Continuous low-cost bulk biolixiviant production remains as one of the main challenges of heterotrophic bioleaching towards large scale application. This study aimed at developing non-aseptic Gluconobacter oxydans-amended fluidized-bed reactor (FBR) process for continuous production of gluconic acid for efficient leaching of rare earth elements (REEs) and base metals from spent nickel-metal-hydride (NiMH) batteries. In preliminary experiments, the FBR became contaminated and massively overgrown by air-borne fungus, Leptobacillium leptobactrum.
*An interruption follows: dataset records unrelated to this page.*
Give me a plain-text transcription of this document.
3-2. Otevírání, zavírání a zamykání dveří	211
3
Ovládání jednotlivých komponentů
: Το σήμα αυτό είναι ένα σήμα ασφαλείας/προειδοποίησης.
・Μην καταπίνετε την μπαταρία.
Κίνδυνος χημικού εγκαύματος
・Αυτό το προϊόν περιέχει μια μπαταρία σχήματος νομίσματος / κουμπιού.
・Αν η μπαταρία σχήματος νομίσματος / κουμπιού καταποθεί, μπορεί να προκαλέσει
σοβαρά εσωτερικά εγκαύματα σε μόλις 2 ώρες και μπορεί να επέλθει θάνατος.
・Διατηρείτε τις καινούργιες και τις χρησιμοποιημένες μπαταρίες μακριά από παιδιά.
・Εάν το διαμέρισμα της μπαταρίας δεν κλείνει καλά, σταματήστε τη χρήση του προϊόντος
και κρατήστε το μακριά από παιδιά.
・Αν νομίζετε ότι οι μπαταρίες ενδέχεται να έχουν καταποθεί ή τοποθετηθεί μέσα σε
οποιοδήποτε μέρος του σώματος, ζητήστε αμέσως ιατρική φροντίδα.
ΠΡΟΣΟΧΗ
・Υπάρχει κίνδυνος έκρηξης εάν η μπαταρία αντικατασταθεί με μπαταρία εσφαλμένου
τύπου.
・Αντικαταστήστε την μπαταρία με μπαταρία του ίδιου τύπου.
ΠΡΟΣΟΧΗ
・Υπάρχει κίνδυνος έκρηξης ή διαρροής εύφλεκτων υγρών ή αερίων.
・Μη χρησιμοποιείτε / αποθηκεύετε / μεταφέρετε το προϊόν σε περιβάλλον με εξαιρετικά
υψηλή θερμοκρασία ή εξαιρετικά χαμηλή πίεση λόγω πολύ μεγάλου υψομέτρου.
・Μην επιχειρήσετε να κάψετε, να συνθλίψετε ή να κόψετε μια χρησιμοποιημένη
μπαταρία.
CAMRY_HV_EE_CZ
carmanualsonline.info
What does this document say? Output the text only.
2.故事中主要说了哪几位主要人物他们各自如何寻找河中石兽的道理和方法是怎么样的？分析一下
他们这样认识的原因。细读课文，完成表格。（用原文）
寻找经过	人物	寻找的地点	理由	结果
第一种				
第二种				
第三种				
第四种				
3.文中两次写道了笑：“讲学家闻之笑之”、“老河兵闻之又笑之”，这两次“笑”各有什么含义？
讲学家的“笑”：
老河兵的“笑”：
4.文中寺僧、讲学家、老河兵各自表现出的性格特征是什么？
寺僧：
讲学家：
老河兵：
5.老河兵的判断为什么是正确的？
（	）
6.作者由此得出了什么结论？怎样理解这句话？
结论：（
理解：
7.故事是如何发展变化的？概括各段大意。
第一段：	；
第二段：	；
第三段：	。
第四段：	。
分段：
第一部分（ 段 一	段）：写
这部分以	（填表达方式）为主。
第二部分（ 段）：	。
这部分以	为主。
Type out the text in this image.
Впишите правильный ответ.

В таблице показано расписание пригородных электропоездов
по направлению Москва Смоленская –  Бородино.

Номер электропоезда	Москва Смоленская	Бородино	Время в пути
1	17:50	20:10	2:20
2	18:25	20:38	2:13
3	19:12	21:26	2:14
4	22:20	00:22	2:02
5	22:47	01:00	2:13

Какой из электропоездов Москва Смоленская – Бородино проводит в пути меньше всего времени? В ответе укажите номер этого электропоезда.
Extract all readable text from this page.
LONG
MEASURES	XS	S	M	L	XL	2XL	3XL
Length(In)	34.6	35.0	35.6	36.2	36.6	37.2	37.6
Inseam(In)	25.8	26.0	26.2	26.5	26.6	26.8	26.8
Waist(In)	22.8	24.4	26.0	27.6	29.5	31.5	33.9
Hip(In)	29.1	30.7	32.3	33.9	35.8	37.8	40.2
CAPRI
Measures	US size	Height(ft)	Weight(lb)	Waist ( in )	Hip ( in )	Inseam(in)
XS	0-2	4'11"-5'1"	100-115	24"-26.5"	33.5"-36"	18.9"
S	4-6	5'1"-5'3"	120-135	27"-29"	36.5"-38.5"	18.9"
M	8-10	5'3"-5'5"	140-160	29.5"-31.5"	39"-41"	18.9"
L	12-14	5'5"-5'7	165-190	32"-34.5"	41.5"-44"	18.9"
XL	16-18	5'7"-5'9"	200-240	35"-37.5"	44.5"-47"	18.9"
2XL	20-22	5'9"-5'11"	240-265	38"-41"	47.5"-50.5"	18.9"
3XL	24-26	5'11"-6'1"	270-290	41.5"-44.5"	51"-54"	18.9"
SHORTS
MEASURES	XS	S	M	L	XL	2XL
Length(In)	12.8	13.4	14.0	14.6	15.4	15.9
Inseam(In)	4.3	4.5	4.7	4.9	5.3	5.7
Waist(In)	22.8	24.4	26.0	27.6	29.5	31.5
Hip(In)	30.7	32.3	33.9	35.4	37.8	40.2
In a series of batch bioassays, operational conditions were investigated to discourage the fungal activity i.e., an ecologically engineered niche for gluconic acid production. High gluconate concentration (≥100 g/l) and/or low pH (≤2.5) gave a selective preference for G. oxydans growth over L. leptobactrum and controlled the activity of possible contaminants during FBR continuous operation. The highest gluconic acid production rate of 390 g/l∙d with corresponding glucose-to-gluconic acid conversion yield of 94% was obtained at hydraulic retention time (HRT) of 6.3 h and 380 g/l∙d glucose loading rate. Using the FBR effluents as leaching agents, respectively, total base metals and REEs leaching yields of up to 82% and 55% were achieved within 7 days at 1% (w/v) spent battery pulp density. The obtained glucose-to-gluconic acid conversion rates and yields were one of the highest reported for any glucose biotransformation process. The REE leaching yields were higher than those reported for similar high metal-grade REE secondary sources. The high-rate glucose-to-gluconic acid bioconversion in the non-aseptic system utilizing microbial ecology based FBR operation strategy rather than aseptic chemostats indicates industrial feasibility of gluconic acid production and thus, the applicability of heterotrophic bioleaching.